Certes, à chaud ou presque, nombre de commentateurs ont reconnu que le résultat final était plus serré que ne le prévoyaient l’ensemble des sondages. Certains experts se sont même hasardés à supputer que la campagne d’entre-deux-tours du sortant n’avait pas été si nulle que ça (perso, je le pense aussi, mais je pense surtout que, ces deux dernières semaines, la campagne de Hollande a été encore meilleure, notamment en direction de l’électorat mariniste ; mais ce n’est pas le sujet du jour, on en reparlera un de ces quatre). Il s’est même trouvé quelques commentateurs taquins pour faire remarquer que d’après les sondages post-vote, Hollande était assez largement battu chez les jeunes et les salariés du privé. Bel effort.
Mais un chiffre, et non des moindres, a semble-t-il échappé à nos expertologues, comme les a baptisés mon ami Basile de Koch, et il aura fallu attendre hier midi pour le voir sortir des ordinateurs, qui eux aussi, avaient dû faire la grasse mat’: celui de l’accroissement significatif du vote blanc et nul lors de ce second tour. A ce stade du récit, quelques précisions arithmétiques, techniques et pour tout dire rébarbatives s’imposent. Quand les statistiques électorales parlent de « votants », il s’agit uniquement du nombre d’électeurs inscrits qui se sont déplacés (ou ont fait une procuration) pour voter. Ce chiffre comprend donc à la fois les suffrages de ceux qui ont choisi un des deux candidats en présence (et dont le total des voix est appelé « suffrages exprimés ») et ceux qui ont fait tamponner leur carte d’électeur mais n’ont pas voulu choisir entre les candidats en votant donc blanc ou nul. L’ensemble « suffrages exprimés » additionnés aux votes blanc et nul est conventionnellement appelé « votants ». Si on ajoute les abstentionnistes au nombre de « votants », on tombe pile poil sur le nombre d’électeurs inscrits. Pigé ? Si oui, bravo, sinon, eh bien, relisez SVP.

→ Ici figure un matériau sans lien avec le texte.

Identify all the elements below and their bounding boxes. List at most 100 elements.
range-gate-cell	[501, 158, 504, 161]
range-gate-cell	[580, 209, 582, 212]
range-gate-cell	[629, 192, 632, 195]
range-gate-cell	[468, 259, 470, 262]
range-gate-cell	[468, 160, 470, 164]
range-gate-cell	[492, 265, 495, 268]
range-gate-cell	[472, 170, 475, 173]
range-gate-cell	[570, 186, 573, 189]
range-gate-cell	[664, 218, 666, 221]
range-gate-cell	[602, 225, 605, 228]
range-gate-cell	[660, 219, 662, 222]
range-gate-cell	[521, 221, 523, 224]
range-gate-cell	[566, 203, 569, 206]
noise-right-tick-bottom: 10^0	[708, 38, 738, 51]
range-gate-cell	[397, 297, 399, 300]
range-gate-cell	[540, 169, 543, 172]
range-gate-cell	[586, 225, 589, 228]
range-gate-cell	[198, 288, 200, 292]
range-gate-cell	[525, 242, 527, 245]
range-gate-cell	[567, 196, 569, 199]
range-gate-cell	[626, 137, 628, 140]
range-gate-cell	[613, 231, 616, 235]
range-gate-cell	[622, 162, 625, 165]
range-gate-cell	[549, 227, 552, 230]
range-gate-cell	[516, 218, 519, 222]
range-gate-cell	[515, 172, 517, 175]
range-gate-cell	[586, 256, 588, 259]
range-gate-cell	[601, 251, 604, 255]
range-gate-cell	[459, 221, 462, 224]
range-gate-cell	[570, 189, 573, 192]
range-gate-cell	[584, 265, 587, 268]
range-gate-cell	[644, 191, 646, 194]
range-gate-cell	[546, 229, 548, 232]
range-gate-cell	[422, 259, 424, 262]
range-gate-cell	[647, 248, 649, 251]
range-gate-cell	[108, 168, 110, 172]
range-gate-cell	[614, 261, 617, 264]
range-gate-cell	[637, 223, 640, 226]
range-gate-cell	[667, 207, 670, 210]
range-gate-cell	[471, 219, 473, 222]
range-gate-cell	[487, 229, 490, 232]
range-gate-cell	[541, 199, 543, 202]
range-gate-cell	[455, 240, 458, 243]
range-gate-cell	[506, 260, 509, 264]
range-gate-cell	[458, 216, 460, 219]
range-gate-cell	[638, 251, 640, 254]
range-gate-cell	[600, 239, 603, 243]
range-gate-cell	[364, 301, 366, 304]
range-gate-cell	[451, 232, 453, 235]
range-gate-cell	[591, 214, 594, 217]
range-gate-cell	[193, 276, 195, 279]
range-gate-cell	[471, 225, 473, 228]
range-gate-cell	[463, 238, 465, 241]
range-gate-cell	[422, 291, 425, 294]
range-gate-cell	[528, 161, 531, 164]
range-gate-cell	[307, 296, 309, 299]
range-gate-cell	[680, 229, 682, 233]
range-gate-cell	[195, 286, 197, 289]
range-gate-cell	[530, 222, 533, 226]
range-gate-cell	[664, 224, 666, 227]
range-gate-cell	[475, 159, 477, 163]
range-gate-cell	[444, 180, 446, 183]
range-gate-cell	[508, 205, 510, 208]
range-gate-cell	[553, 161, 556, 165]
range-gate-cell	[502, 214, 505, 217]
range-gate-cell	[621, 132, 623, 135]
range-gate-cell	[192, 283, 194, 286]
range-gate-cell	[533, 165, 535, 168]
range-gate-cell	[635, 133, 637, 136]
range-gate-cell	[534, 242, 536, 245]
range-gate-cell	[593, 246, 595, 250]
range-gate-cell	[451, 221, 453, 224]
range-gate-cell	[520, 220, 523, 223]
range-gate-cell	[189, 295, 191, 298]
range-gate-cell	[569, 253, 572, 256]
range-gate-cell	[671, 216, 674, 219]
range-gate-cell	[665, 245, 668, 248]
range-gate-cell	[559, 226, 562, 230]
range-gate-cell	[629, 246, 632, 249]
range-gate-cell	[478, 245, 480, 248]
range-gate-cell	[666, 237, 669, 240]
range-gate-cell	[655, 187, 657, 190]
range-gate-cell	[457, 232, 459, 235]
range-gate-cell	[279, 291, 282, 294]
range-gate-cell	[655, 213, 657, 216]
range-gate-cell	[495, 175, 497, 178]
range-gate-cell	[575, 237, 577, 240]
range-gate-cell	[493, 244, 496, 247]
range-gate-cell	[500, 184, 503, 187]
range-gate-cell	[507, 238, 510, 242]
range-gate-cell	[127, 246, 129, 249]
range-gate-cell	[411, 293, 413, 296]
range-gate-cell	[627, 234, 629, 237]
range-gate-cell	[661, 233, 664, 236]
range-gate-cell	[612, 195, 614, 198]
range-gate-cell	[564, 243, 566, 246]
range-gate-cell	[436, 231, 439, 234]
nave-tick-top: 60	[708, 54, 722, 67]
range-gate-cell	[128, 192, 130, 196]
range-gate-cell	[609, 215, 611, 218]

Quid du chiffre de ces fameux votes blanc et nul ? Ma foi, il a triplé depuis le 22 avril dernier, passant de 1,5% à 4,6% des électeurs inscrits. Il est aussi en progression par rapport au chiffre de 2007, où le vote blanc et nul pesait déjà 3,5 % (des inscrits toujours). Cependant il y a cinq ans, le différentiel était bien plus élevé entre les deux candidats. Pour rappel, cela donnait: Sarkozy, 53,06 % des suffrages exprimés soit 18 983 138 voix ; Royal, 46,94 % et 16 790 440 voix ; Votants
37 342 004(83,97%) ; Blancs et nuls
1 568 426(3,53%) ; Exprimés
35 773 578(80,44%).
En résumé, en 2007, Nicolas Sarkozy avait obtenu 18 983 138 voix sur 37 342 004, soit 50,84% des votants. Ce qui était en ligne avec ses prédécesseurs. En effet, si tous les présidents de la Vème issus du suffrage universel ont été, à cause de l’abstention, élus par une minorité d’électeurs inscrits (hormis l’épisode cocasse de Chirac en 2002), ils ont tous été élus, depuis le Général en 1965, (sauf Chirac –encore lui !- en 1995) par une majorité de votants, c’est-à-dire, répétons-le, par ceux des Français qui se sont déplacés, soit pour choisir un des deux finalistes, soit pour voter blanc ou nul.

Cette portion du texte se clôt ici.